Can You Feel the Feels – Part 2

In my last blog I introduced to you a key concept that I have been exploring in my year-long program with Dr Gabor Mate, MD. In this article, we explored something that I see all too commonly in my clinic – why people cannot connect to their emotional self, feel empty inside, lost and disconnected from who they truly are.

In the article, we explored how we relate to others, whether that be with a spouse, a girlfriend or boyfriend, family member, a colleague, customer or, most importantly, our Self, and how these relationships lie balancing on a fulcrum. At one end is Authenticity, the other, Attachment.

To refresh your memory, Attachment, in this context, is the closeness and proximity of another human being, for the purpose of being protected, cared for and nurtured, or, for protecting and nurturing the other. Authenticity means to know, understand and appreciate who we are, and to be connected to our own bodies and our feelings, trusting the guidance and intuition our bodies offer to us, e.g. through “gut feelings”, and to express these feelings authentically through our words and actions.

At some point, many of you reading this learned that you could not be Authentic. You must not connect to your gut feelings, your body, or trust your heart because doing so would threaten your attachment relationship.
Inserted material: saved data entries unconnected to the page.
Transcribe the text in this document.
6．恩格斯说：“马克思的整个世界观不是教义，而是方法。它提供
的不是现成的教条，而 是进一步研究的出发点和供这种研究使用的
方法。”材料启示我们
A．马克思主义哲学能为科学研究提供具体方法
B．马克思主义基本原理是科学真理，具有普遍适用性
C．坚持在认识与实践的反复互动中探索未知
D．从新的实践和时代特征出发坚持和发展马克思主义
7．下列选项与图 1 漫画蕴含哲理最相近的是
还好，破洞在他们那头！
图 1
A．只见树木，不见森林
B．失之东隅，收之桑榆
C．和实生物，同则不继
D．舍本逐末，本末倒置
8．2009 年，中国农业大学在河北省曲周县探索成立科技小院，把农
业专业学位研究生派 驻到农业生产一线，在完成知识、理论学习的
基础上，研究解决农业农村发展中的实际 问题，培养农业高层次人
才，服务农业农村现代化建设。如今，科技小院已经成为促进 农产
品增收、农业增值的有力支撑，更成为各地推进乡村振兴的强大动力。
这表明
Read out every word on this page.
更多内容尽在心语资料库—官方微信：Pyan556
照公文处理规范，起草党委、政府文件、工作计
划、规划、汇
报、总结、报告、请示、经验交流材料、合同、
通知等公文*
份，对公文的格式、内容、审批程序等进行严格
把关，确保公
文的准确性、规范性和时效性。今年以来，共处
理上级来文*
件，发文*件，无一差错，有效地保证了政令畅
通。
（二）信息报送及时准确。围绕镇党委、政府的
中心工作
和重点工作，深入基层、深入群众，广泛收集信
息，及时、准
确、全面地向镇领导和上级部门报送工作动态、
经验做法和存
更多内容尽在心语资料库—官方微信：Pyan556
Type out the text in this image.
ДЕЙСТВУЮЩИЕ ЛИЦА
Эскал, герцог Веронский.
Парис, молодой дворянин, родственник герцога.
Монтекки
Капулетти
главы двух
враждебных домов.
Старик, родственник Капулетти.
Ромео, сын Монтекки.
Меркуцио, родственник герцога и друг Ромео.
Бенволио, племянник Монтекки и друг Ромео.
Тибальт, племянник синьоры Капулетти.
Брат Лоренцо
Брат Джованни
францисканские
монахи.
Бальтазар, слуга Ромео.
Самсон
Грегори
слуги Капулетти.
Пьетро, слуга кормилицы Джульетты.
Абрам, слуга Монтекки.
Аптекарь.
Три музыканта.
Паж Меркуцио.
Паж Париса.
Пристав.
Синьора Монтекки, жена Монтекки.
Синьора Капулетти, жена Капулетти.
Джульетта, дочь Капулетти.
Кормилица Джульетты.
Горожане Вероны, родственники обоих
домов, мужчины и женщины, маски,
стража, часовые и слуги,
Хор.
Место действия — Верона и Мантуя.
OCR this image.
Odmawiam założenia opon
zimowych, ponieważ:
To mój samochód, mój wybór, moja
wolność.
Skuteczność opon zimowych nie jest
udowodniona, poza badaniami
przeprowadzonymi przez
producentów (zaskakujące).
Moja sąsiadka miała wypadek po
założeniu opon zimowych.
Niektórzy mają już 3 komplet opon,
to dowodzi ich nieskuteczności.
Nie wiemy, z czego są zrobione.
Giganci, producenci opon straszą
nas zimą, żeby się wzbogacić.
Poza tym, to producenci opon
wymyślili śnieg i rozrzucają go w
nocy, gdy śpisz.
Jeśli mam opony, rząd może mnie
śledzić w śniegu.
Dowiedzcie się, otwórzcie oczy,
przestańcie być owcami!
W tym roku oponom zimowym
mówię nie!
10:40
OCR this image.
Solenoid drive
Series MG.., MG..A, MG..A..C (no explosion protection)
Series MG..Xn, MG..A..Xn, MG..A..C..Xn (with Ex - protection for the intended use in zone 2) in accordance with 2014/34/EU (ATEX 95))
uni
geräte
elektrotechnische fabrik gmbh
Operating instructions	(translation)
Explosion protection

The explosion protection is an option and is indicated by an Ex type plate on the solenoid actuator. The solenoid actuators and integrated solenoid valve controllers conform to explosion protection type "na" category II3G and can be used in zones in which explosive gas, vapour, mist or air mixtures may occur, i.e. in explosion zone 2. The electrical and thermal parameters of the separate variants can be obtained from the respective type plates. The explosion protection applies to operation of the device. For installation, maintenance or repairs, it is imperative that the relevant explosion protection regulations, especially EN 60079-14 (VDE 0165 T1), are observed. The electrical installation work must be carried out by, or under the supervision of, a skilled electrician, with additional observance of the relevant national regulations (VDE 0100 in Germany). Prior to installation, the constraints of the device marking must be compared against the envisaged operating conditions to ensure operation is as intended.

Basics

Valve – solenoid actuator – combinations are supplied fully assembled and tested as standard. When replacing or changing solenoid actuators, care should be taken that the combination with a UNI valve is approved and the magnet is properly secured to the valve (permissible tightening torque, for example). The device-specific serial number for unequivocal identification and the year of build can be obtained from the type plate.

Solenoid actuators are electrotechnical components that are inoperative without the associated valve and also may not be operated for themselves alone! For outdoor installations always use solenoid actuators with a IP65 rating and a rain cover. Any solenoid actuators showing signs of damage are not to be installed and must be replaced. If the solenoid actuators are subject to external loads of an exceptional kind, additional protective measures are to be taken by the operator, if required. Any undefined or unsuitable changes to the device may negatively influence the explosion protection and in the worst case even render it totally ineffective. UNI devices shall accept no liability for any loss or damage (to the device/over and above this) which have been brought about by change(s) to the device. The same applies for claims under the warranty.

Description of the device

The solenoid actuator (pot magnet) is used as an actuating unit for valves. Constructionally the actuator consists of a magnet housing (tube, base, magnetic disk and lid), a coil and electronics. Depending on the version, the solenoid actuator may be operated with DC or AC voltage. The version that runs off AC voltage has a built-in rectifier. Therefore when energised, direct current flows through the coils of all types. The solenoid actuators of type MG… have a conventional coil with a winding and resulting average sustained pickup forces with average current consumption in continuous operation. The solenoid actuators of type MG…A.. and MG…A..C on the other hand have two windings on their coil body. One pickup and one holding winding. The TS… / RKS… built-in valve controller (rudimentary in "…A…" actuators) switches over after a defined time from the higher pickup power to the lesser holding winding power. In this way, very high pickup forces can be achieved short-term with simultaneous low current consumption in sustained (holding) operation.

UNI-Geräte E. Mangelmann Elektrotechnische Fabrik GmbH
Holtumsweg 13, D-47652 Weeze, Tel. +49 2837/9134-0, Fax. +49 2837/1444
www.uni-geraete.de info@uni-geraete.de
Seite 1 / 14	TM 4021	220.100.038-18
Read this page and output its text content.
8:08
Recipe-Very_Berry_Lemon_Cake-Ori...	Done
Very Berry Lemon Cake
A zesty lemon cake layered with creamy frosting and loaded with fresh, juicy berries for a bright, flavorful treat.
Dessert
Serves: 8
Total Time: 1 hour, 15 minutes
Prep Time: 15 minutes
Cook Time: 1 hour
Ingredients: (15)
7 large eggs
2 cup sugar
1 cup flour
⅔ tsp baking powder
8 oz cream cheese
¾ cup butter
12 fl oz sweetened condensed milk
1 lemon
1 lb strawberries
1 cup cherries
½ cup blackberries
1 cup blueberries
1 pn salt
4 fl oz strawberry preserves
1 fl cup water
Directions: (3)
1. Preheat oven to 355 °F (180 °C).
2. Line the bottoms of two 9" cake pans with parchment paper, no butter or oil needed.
At some point in your life, usually early childhood, you learnt that even if your gut feelings were available to you, you shouldn’t pay attention to them. This adaptive response was adopted to ensure your survival.

Even though as adults we’re no longer dependent on the same attachment relationship for survival, this adaptive behaviour continues to play out in a person’s life. If they do connect to those messages the body sends, and want to authentically express what they feel, they’re going to feel threatened, and anxious, almost as if their very survival is at stake. This is usually unconscious, and yet felt quite strongly in the body, meaning any rational, intellectual reasoning has little effect.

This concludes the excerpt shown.